RTX 5080 and RTX 3090 Setup: 80 Tok/s on Qwen 3.6 27B Q8

TL;DR

A user successfully configures an RTX 5080 and RTX 3090 to run Qwen 3.6 27B Q8 at over 80 tokens/sec. This showcases significant AI inference speed improvements with dual-GPU setups.

A user has demonstrated that combining an RTX 5080 with an RTX 3090 enables running Qwen 3.6 27B Q8 at over 80 tokens per second, marking a notable performance milestone for local AI inference setups.

The user configured a dual-GPU setup using an Asus Prime X570-Pro motherboard, enabling PCIe 4.0 split and adjusting BIOS settings such as Above 4G Decoding and ReSize BAR Support. The setup involved installing custom drivers compatible with different GPU models, with specific kernel parameters to ensure both cards are recognized and utilized effectively.

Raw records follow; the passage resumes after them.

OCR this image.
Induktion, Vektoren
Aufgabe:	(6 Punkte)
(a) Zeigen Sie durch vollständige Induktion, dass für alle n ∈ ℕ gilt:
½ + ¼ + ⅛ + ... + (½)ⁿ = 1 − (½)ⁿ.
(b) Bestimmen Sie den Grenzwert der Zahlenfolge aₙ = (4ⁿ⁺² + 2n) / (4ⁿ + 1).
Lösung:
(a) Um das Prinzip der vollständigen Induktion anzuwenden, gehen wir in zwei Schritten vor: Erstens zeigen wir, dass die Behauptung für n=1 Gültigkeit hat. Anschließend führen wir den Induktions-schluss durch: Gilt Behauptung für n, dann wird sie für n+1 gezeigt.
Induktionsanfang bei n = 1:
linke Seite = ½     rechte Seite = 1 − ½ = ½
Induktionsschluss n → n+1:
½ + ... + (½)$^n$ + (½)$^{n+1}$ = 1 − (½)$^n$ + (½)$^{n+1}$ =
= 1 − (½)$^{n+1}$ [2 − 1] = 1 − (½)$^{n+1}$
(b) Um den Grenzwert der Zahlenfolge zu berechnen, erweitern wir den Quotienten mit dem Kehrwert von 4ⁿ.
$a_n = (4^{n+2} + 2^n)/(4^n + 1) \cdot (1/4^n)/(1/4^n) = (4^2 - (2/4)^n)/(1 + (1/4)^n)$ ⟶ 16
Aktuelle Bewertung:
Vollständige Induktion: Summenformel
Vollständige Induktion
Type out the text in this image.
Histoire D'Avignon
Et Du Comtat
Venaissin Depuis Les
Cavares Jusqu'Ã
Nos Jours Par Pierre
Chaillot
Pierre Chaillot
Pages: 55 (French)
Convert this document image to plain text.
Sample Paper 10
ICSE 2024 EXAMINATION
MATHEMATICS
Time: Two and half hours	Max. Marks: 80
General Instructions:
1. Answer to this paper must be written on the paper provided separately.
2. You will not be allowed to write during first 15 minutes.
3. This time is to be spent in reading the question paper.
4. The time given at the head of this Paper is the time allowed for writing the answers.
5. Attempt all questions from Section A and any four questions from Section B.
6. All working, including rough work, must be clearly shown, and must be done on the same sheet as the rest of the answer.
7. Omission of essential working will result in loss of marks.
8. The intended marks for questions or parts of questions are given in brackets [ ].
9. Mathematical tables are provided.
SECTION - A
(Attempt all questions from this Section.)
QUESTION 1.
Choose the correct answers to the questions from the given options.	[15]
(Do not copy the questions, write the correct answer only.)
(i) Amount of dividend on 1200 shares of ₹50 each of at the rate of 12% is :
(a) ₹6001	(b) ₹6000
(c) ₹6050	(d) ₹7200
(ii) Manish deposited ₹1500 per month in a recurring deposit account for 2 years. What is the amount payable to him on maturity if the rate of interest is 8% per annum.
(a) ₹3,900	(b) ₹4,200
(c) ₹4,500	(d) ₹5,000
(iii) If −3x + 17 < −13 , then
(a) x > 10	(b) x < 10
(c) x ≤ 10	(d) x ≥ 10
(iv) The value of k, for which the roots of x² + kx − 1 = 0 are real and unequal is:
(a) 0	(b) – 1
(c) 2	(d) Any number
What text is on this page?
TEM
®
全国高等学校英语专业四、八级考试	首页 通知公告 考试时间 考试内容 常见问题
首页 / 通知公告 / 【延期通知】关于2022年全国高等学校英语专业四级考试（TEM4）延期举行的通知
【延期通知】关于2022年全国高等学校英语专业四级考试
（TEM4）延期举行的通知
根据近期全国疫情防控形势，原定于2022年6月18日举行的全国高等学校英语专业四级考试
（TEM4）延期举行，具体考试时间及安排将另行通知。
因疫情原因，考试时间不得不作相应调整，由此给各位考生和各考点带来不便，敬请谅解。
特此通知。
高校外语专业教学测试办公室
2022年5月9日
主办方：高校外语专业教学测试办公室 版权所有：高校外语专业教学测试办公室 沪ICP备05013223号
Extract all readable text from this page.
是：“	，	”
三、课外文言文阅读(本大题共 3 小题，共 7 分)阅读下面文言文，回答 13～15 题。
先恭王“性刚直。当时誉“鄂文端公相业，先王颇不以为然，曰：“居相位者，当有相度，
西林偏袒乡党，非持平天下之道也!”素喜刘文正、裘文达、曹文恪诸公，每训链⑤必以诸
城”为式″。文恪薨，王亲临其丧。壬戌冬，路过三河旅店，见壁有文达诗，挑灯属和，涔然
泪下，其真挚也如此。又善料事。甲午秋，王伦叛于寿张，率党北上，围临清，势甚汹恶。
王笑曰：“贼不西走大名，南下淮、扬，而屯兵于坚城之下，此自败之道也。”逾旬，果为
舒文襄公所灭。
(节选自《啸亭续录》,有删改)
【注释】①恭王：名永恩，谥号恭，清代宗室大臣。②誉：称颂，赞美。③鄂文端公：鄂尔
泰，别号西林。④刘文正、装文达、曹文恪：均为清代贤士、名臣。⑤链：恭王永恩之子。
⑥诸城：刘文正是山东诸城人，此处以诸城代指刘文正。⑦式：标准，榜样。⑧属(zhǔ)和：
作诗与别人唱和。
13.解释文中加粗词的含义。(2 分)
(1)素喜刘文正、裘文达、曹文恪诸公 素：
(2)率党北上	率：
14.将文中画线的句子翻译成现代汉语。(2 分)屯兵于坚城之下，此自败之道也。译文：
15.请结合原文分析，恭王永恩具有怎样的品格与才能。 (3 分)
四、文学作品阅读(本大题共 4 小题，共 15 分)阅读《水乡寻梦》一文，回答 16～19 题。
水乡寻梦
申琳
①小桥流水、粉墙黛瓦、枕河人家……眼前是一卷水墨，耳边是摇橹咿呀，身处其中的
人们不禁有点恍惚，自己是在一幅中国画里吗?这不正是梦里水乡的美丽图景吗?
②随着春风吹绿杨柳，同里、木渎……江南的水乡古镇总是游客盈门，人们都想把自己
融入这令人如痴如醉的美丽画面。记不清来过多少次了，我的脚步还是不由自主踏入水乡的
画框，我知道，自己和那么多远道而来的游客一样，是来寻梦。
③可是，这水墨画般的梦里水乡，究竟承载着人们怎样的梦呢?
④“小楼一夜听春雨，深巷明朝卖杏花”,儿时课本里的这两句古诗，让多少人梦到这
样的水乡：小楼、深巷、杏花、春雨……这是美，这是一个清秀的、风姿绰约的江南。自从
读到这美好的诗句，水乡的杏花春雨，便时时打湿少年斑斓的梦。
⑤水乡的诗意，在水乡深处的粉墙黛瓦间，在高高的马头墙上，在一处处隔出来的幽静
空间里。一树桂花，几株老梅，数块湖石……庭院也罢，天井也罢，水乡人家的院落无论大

With this configuration, the user achieved an inference speed of over 80 tokens/sec on the Qwen 3.6 27B model, using llama.cpp with specific build flags supporting both Ampere and Blackwell architectures. The model was quantized at Q8, fitting within 39GB of VRAM, and the system was optimized for multi-GPU use, filling VRAM corners efficiently.

Implications for Local AI Performance Enhancement

This development highlights the potential for high-performance local AI inference using consumer-grade GPUs, reducing reliance on cloud services. The demonstrated speed of over 80 tokens/sec with a dual-GPU setup can accelerate AI experimentation and deployment for developers and researchers, especially those working with large language models.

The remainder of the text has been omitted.